He spoke to me of the cows of Bombay — anyone can milk them in the street, directly into his cup of tea — and about the port of Karachi, the most dangerous on the planet, he said, you wouldn’t last a day there. It’s the realm of contraband, drugs, weapons. Custom inspectors don’t exist over there, he said. Everything is paid for in bottles of whiskey. The whores of Karachi are so badly treated they all have scars, bruises, cigarette burns.
Saadi had been through the Suez Canal I don’t know how many times, crossed the equator to go to Brazil, Argentina, South Africa. He had seen such violent storms that an immense freighter could dance like a fishing boat and where everyone was sick, everyone, even the pilot who steered with a bucket within mouth’s reach so he could puke without letting go of the controls; he had seen sailors die at sea, fall into the water and disappear in the turbulent immensity or else drop dead of fever or of sudden sadness, without enough time to reach terra firma to take care of them: then they’d throw the body into the waves, or the corpse would be folded up and piled into a freezer, according to the captain’s wishes; he had seen drunk sailors who could only sail with bottle in hand, sailors in knife fights over a girl or a wrong word, and even pirates, in the Gulf of Aden, boarding his ship and then abandoning it after a pitched battle with a military frigate, when the entire crew was locked up in the bottom of the hold. But strangely, the places he talked about with the most emotion were Anvers, Rotterdam and Hamburg, he loved the ports of the North, immense, bustling, serious, which adjoined big cities that had all the modern comforts — subways, luxury brothels, display windows, supermarkets, all kinds of bars, where the beer was cheap and where you could walk around without the fear of taking a knife in to the back like in Karachi.

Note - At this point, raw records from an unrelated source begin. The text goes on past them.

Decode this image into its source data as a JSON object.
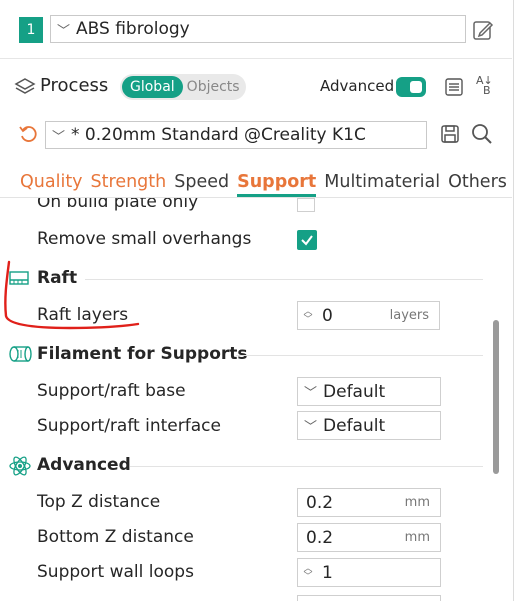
{
  "filament": {
    "index": "1",
    "name": "ABS fibrology"
  },
  "process": {
    "title": "Process",
    "global": "Global",
    "objects": "Objects",
    "advanced_label": "Advanced"
  },
  "preset": {
    "name": "* 0.20mm Standard @Creality K1C"
  },
  "tabs": [
    "Quality",
    "Strength",
    "Speed",
    "Support",
    "Multimaterial",
    "Others"
  ],
  "rows": {
    "cut_top": "On build plate only",
    "remove_overhangs": "Remove small overhangs",
    "raft_section": "Raft",
    "raft_layers": "Raft layers",
    "raft_layers_value": "0",
    "raft_layers_unit": "layers",
    "filament_section": "Filament for Supports",
    "base": "Support/raft base",
    "base_value": "Default",
    "interface": "Support/raft interface",
    "interface_value": "Default",
    "advanced_section": "Advanced",
    "top_z": "Top Z distance",
    "top_z_value": "0.2",
    "top_z_unit": "mm",
    "bottom_z": "Bottom Z distance",
    "bottom_z_value": "0.2",
    "bottom_z_unit": "mm",
    "wall_loops": "Support wall loops",
    "wall_loops_value": "1"
  },
  "colors": {
    "accent": "#15a086",
    "orange": "#e8763a",
    "annotation": "#e0201a"
  },
  "icons": [
    "edit-icon",
    "process-layers-icon",
    "list-icon",
    "compare-icon",
    "undo-icon",
    "save-icon",
    "search-icon",
    "raft-icon",
    "filament-icon",
    "atom-icon"
  ]
}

Imagine dozens of kilometers of docks, he said, harbors over ten fathoms deep where the biggest boats in the world can moor — boats of the high seas, which normally never see any port: with our containers, we looked like small craft, pleasure boats next to those colossi when we passed each other in the channels. And the cities, ah my son, unfortunately we never stayed very long, but you’ve never seen so many skyscrapers, buildings of all kinds, in all colors like in Rotterdam, for instance. You’ve never seen so many immigrants, of all possible nationalities. As a matter of fact, I don’t think I saw more than one or two Dutchmen. There was a brothel full of just Thai girls, for instance. I even learned recently that the mayor of Rotterdam is Moroccan. That tells you how they respect foreigners, up there. A little like in the Gulf, I said. That made him crack up. You idiot, Rotterdam and Doha, they’re not the least alike, fool! And Hamburg! In Hamburg there are supermarkets for choosing whores and lakes in the middle of the city. In Anvers, in the center, you feel like you’re in the Middle Ages. But not a filthy Middle Ages like the Medina in Marrakesh or Tangier, no, an elegant, well-ordered Middle Ages, with magnificent squares and buildings that take your breath away.
“Then it would be more like the Renaissance,” I said, to appear clever, to show I knew some things, too.
“What the hell difference does it make? I guarantee you’ve never seen ports like Anvers, Rotterdam, or Hamburg. Rotterdam was completely destroyed during the war, and look it at today. In our country it takes two years to fill a pothole in a street, imagine the number of centuries it’d take to rebuild Tangier if it was ever bombed, God forbid.”
Saadi had spent thirty years at sea, on a dozen different vessels, and for four years, he had been crisscrossing the Strait on board the
“Is that why you didn’t stay in Europe somewhere? Because of your family?”
“No, my son, no. It’s because when you spend months and months on a steel tub, you yearn for nothing except to go back to your armchair, your home. Europe is fine, it’s beautiful, it’s pleasant to be there on a stopover. But there’s nothing like Tangier, it’s my city.”